We first discovered Padron Peppers while visiting my cousin Krista in Santa Barbara a few weeks ago. She served them as an appetizer simply pan fried with olive oil, salt and pepper.......they immediately became my new favorite thing.
Since the discovery, I have been on the hunt for these little peppers of greatness. After asking around, I finally found them at the farmers market in Little Italy at the Suzie's Farm stand. Suzie's is a fabulous and respectable local farm specializing in organic produce, look for them!
Padron Chile peppers, pimientos de Padron, are a single heirloom non-hybrid variety of peppers and members of the Capsicum family of Americas. The Capsicum pepper family houses hot peppers, among them some of the hottest peppers in the world (habanero, ghost chile). The heat in Capsicum peppers is directly related to how much capsaicin a pepper contains. The younger the Capsicum pepper, generally the less capsaicin levels. Padron chile peppers are picked immaturely so as to avoid the higher levels of capsaicin, allowing for an entirely edible fruit.
Each Padron chile pepper is unique though similar in shape and size with curved and grooved furrows along their skin. Young padrons are crisp, the color of limes, roughly two inches in length and their flavor savory, grassy, piquant and peppery. It is not uncommon to find a firey pepper in the mix (roughly one in 10), making for a bit of Padron roulette. While there is no visual way to tell how hot a young padron pepper will be, as they age, they will deepen in color and eventually, as in many chile varieties, turn fire engine red and intensify dramatically in their heat level. Thus, it is safe to assume that mature padron peppers will be hot.
Essentially Padron peppers are a finger food. They are most traditionally and appropriately pan-fried in hot olive oil until the skin blisters, finished with sea salt and lemon juice and served stem-on, though the stem is usually discarded. Padrons can be a lively addition to pizzas, salads, pasta, soups, fritattas and rice dishes such as paella. Padrons pair well with creamy sauces, citrus, manchego cheese, other chiles such as smoked chipotles, lobster, shrimp, chorizo, pork, poultry and tomatoes. Large harvests of padron peppers can create the need to pickle or preserve. They can be cooked and preserved, densely packed in olive oil and sea salt or pickled, following basic pickling methods.

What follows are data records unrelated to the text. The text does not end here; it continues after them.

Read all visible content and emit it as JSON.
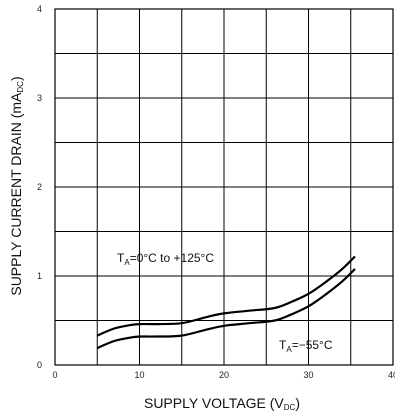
{
  "chart_data": {
    "type": "line",
    "xlabel": {
      "main": "SUPPLY VOLTAGE (V",
      "sub": "DC",
      "end": ")"
    },
    "ylabel": {
      "main": "SUPPLY CURRENT DRAIN (mA",
      "sub": "DC",
      "end": ")"
    },
    "xlim": [
      0,
      40
    ],
    "ylim": [
      0,
      4
    ],
    "x_ticks": [
      "0",
      "10",
      "20",
      "30",
      "40"
    ],
    "y_ticks": [
      "0",
      "1",
      "2",
      "3",
      "4"
    ],
    "x_gridlines": [
      0,
      5,
      10,
      15,
      20,
      25,
      30,
      35,
      40
    ],
    "y_gridlines": [
      0,
      0.5,
      1,
      1.5,
      2,
      2.5,
      3,
      3.5,
      4
    ],
    "grid": true,
    "series": [
      {
        "x": [
          5,
          7,
          9,
          10,
          12,
          15,
          18,
          20,
          23,
          26,
          28,
          30,
          32,
          34,
          35.5
        ],
        "y": [
          0.33,
          0.41,
          0.45,
          0.46,
          0.46,
          0.47,
          0.54,
          0.58,
          0.61,
          0.64,
          0.71,
          0.8,
          0.93,
          1.08,
          1.22
        ]
      },
      {
        "x": [
          5,
          7,
          9,
          10,
          12,
          15,
          18,
          20,
          23,
          26,
          28,
          30,
          32,
          34,
          35.5
        ],
        "y": [
          0.19,
          0.27,
          0.31,
          0.32,
          0.32,
          0.33,
          0.4,
          0.44,
          0.47,
          0.5,
          0.57,
          0.66,
          0.79,
          0.94,
          1.08
        ]
      }
    ],
    "annotations": [
      {
        "main": "T",
        "sub": "A",
        "text": "=0°C to +125°C"
      },
      {
        "main": "T",
        "sub": "A",
        "text": "=−55°C"
      }
    ]
  }
}
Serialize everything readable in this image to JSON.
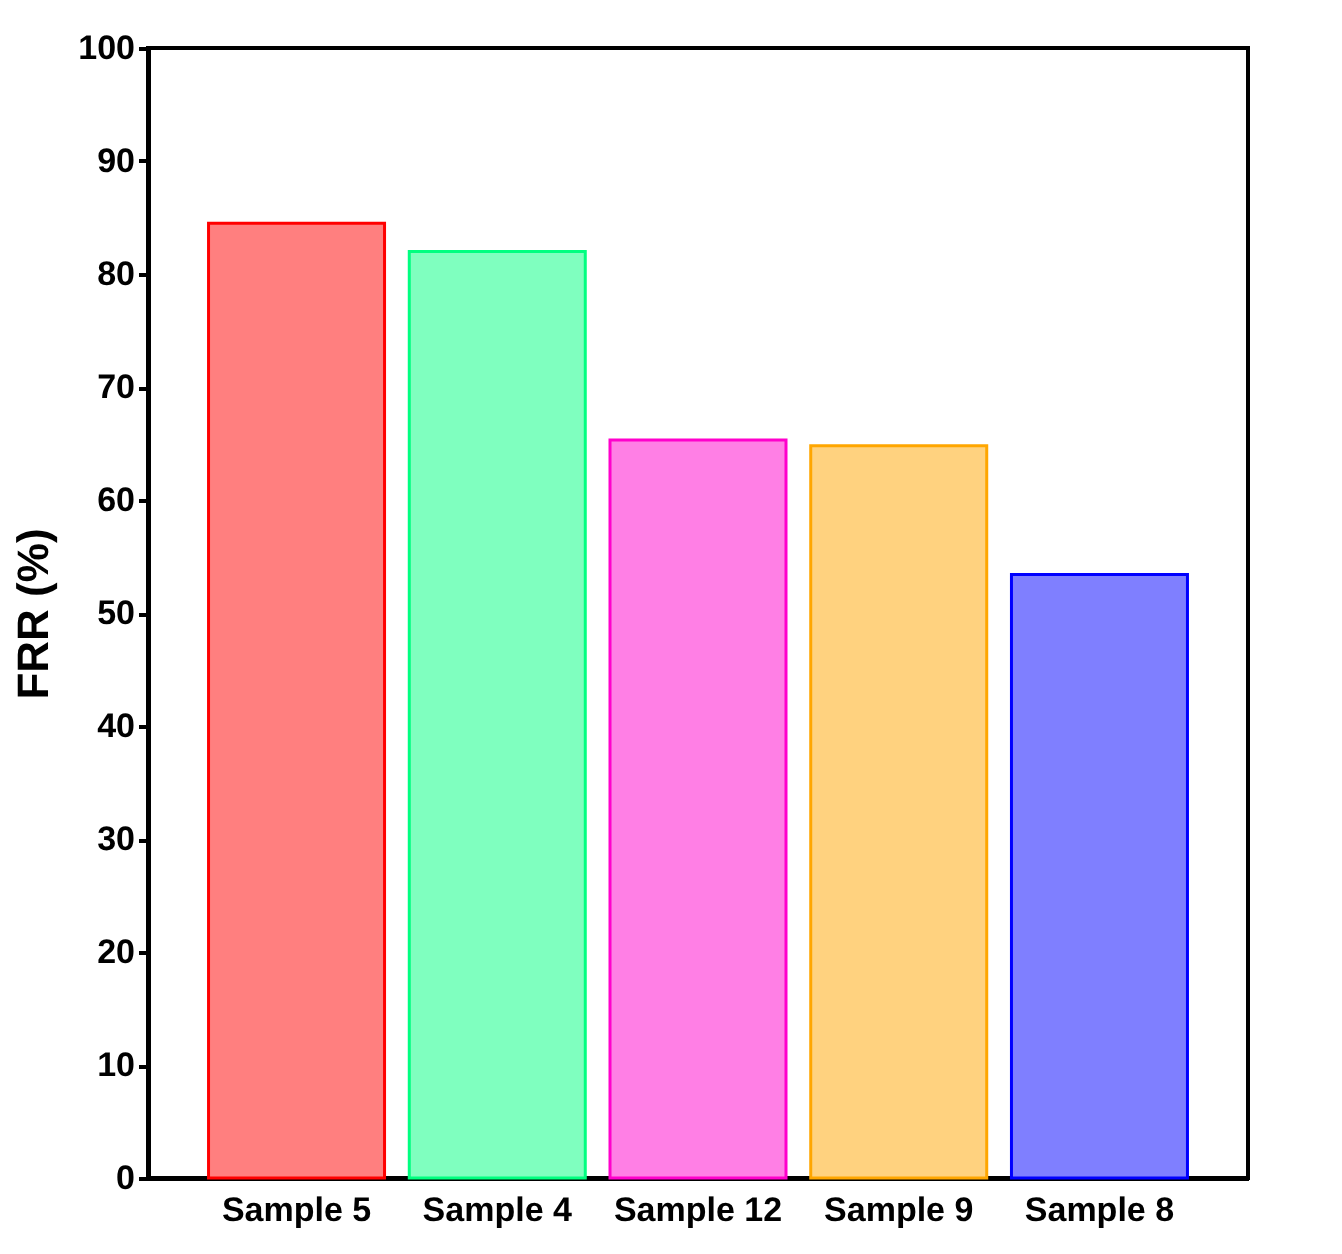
{
  "chart_data": {
    "type": "bar",
    "ylabel": "FRR (%)",
    "categories": [
      "Sample 5",
      "Sample 4",
      "Sample 12",
      "Sample 9",
      "Sample 8"
    ],
    "values": [
      84.5,
      82.0,
      65.3,
      64.8,
      53.4
    ],
    "colors": [
      "#ff7f7f",
      "#7fffbf",
      "#ff7fe5",
      "#ffd27f",
      "#7f7fff"
    ],
    "ylim": [
      0,
      100
    ],
    "yticks": [
      0,
      10,
      20,
      30,
      40,
      50,
      60,
      70,
      80,
      90,
      100
    ],
    "grid": false
  }
}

The Padron Chile pepper is ubiquitous among tapas bars and restaurants throughout Spain. Since 1979, in the monestary town of Herbon, there is an annual gastronomic event, the Festa do Pemento de Padron, held throughout the entire month of August.

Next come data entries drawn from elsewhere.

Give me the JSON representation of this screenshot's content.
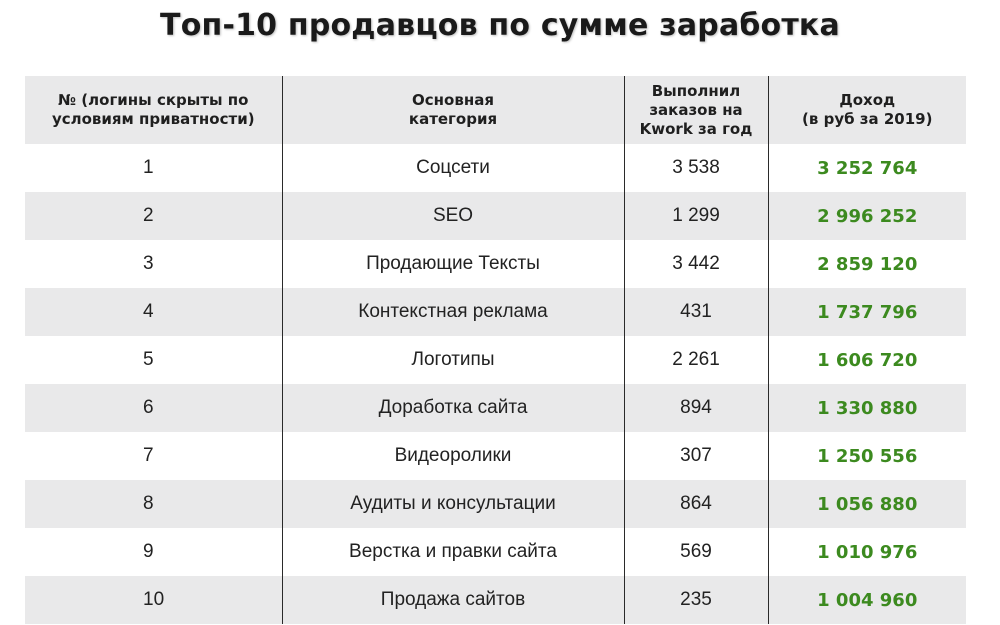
{
  "title": "Топ-10 продавцов по сумме заработка",
  "colors": {
    "income": "#3c8a1f",
    "stripe": "#e9e9ea"
  },
  "chart_data": {
    "type": "table",
    "title": "Топ-10 продавцов по сумме заработка",
    "columns": [
      {
        "line1": "№ (логины скрыты по",
        "line2": "условиям приватности)"
      },
      {
        "line1": "Основная",
        "line2": "категория"
      },
      {
        "line1": "Выполнил",
        "line2": "заказов на",
        "line3": "Kwork за год"
      },
      {
        "line1": "Доход",
        "line2": "(в руб за 2019)"
      }
    ],
    "rows": [
      {
        "num": "1",
        "category": "Соцсети",
        "orders": "3 538",
        "income": "3 252 764"
      },
      {
        "num": "2",
        "category": "SEO",
        "orders": "1 299",
        "income": "2 996 252"
      },
      {
        "num": "3",
        "category": "Продающие Тексты",
        "orders": "3 442",
        "income": "2 859 120"
      },
      {
        "num": "4",
        "category": "Контекстная реклама",
        "orders": "431",
        "income": "1 737 796"
      },
      {
        "num": "5",
        "category": "Логотипы",
        "orders": "2 261",
        "income": "1 606 720"
      },
      {
        "num": "6",
        "category": "Доработка сайта",
        "orders": "894",
        "income": "1 330 880"
      },
      {
        "num": "7",
        "category": "Видеоролики",
        "orders": "307",
        "income": "1 250 556"
      },
      {
        "num": "8",
        "category": "Аудиты и консультации",
        "orders": "864",
        "income": "1 056 880"
      },
      {
        "num": "9",
        "category": "Верстка и правки сайта",
        "orders": "569",
        "income": "1 010 976"
      },
      {
        "num": "10",
        "category": "Продажа сайтов",
        "orders": "235",
        "income": "1 004 960"
      }
    ]
  }
}
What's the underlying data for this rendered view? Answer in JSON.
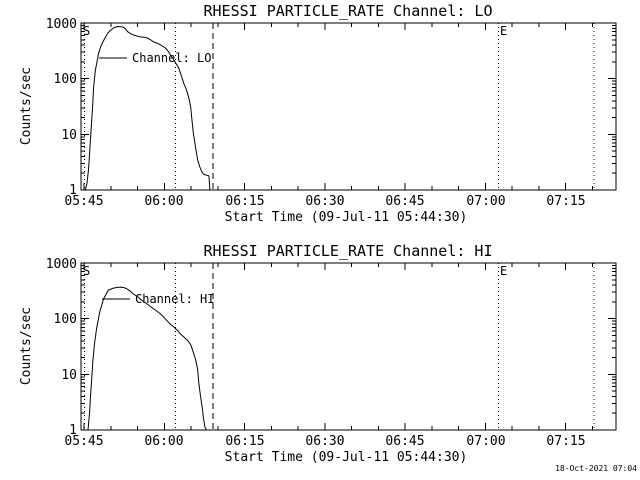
{
  "page": {
    "background": "#ffffff",
    "foreground": "#000000",
    "render_timestamp": "18-Oct-2021 07:04"
  },
  "chart_data": [
    {
      "type": "line",
      "title": "RHESSI PARTICLE_RATE Channel: LO",
      "ylabel": "Counts/sec",
      "xlabel": "Start Time (09-Jul-11 05:44:30)",
      "legend_label": "Channel: LO",
      "start_marker_label": "S",
      "end_marker_label": "E",
      "yscale": "log",
      "ylim": [
        1,
        1000
      ],
      "y_tick_labels": [
        "1000",
        "100",
        "10",
        "1"
      ],
      "y_tick_values": [
        1000,
        100,
        10,
        1
      ],
      "x_tick_labels": [
        "05:45",
        "06:00",
        "06:15",
        "06:30",
        "06:45",
        "07:00",
        "07:15"
      ],
      "x_tick_minutes": [
        0,
        15,
        30,
        45,
        60,
        75,
        90
      ],
      "x_minor_step_min": 5,
      "xlim_minutes": [
        -0.6,
        99.4
      ],
      "vlines_dotted_min": [
        0.1,
        17.1,
        77.4,
        95.3
      ],
      "vlines_dashed_min": [
        24.1
      ],
      "legend_position": "inside-upper-left",
      "grid": false,
      "series": {
        "name": "Channel: LO",
        "points_min_counts": [
          [
            0.2,
            1.0
          ],
          [
            0.5,
            1.3
          ],
          [
            0.8,
            2.3
          ],
          [
            1.0,
            4.6
          ],
          [
            1.2,
            8.9
          ],
          [
            1.4,
            18
          ],
          [
            1.6,
            36
          ],
          [
            1.75,
            70
          ],
          [
            2.1,
            143
          ],
          [
            2.7,
            290
          ],
          [
            3.1,
            380
          ],
          [
            3.4,
            440
          ],
          [
            4.4,
            660
          ],
          [
            5.0,
            750
          ],
          [
            5.5,
            815
          ],
          [
            6.3,
            865
          ],
          [
            7.2,
            850
          ],
          [
            7.7,
            790
          ],
          [
            8.1,
            700
          ],
          [
            8.7,
            640
          ],
          [
            9.2,
            612
          ],
          [
            10.0,
            580
          ],
          [
            10.5,
            562
          ],
          [
            11.3,
            552
          ],
          [
            11.8,
            540
          ],
          [
            12.4,
            500
          ],
          [
            13.0,
            456
          ],
          [
            13.7,
            430
          ],
          [
            14.3,
            402
          ],
          [
            15.2,
            356
          ],
          [
            15.7,
            310
          ],
          [
            16.1,
            268
          ],
          [
            16.6,
            230
          ],
          [
            17.1,
            191
          ],
          [
            17.6,
            160
          ],
          [
            18.0,
            126
          ],
          [
            18.6,
            83
          ],
          [
            19.0,
            67
          ],
          [
            19.3,
            55
          ],
          [
            19.6,
            43
          ],
          [
            19.9,
            31
          ],
          [
            20.1,
            20
          ],
          [
            20.4,
            10.6
          ],
          [
            20.8,
            5.9
          ],
          [
            21.2,
            3.5
          ],
          [
            21.6,
            2.6
          ],
          [
            22.0,
            2.1
          ],
          [
            22.4,
            1.9
          ],
          [
            23.3,
            1.8
          ],
          [
            23.5,
            1.0
          ]
        ]
      }
    },
    {
      "type": "line",
      "title": "RHESSI PARTICLE_RATE Channel: HI",
      "ylabel": "Counts/sec",
      "xlabel": "Start Time (09-Jul-11 05:44:30)",
      "legend_label": "Channel: HI",
      "start_marker_label": "S",
      "end_marker_label": "E",
      "yscale": "log",
      "ylim": [
        1,
        1000
      ],
      "y_tick_labels": [
        "1000",
        "100",
        "10",
        "1"
      ],
      "y_tick_values": [
        1000,
        100,
        10,
        1
      ],
      "x_tick_labels": [
        "05:45",
        "06:00",
        "06:15",
        "06:30",
        "06:45",
        "07:00",
        "07:15"
      ],
      "x_tick_minutes": [
        0,
        15,
        30,
        45,
        60,
        75,
        90
      ],
      "x_minor_step_min": 5,
      "xlim_minutes": [
        -0.6,
        99.4
      ],
      "vlines_dotted_min": [
        0.1,
        17.1,
        77.4,
        95.3
      ],
      "vlines_dashed_min": [
        24.1
      ],
      "legend_position": "inside-upper-left",
      "grid": false,
      "series": {
        "name": "Channel: HI",
        "points_min_counts": [
          [
            0.7,
            1.0
          ],
          [
            1.0,
            2.1
          ],
          [
            1.2,
            4.3
          ],
          [
            1.4,
            8.2
          ],
          [
            1.6,
            16.7
          ],
          [
            1.9,
            34
          ],
          [
            2.3,
            65
          ],
          [
            2.9,
            132
          ],
          [
            3.6,
            225
          ],
          [
            4.5,
            326
          ],
          [
            5.5,
            354
          ],
          [
            6.2,
            365
          ],
          [
            6.8,
            369
          ],
          [
            7.5,
            360
          ],
          [
            8.1,
            339
          ],
          [
            8.7,
            305
          ],
          [
            9.2,
            277
          ],
          [
            10.0,
            248
          ],
          [
            10.5,
            225
          ],
          [
            11.2,
            200
          ],
          [
            11.8,
            183
          ],
          [
            12.4,
            165
          ],
          [
            13.0,
            149
          ],
          [
            13.7,
            134
          ],
          [
            14.3,
            121
          ],
          [
            14.8,
            108
          ],
          [
            15.2,
            98
          ],
          [
            16.1,
            80
          ],
          [
            16.7,
            71
          ],
          [
            17.4,
            62
          ],
          [
            18.0,
            53
          ],
          [
            18.6,
            47
          ],
          [
            19.3,
            41
          ],
          [
            19.9,
            34
          ],
          [
            20.4,
            25
          ],
          [
            20.8,
            18.8
          ],
          [
            21.2,
            12.4
          ],
          [
            21.4,
            7.3
          ],
          [
            21.7,
            4.3
          ],
          [
            22.1,
            2.4
          ],
          [
            22.3,
            1.6
          ],
          [
            22.6,
            1.1
          ],
          [
            22.9,
            1.0
          ]
        ]
      }
    }
  ]
}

Though the Padron Chile pepper has become the agricultural pinnacle of success of Padron in Galicia, Spain, its historic origins can be traced back to 17th Century South America. The Padron was brought from the New World to Spain in the 18th Century, when Franciscans first attempted cultivating the pepper seeds at their monestary in Herbon, near Padron. Centuries later, Padron's most famous food is its namesake pepper. Seeds from original Padron peppers have been cultivated in rich soils throughout other Oceanic climates. The first introduction of the Padron within the United States was by pepper farmer, David Winsberg of Happy Quail Farms in Coastal Northern California in 1998. Now, California has an abundance of small farms along the coast producing Padrons, making the pepper more consumer friendly on the pocket book as well as giving more people access to the pepper. The Padron, once obscure is now becoming commonplace at summer farmers markets and in the produce section of local grocery markets.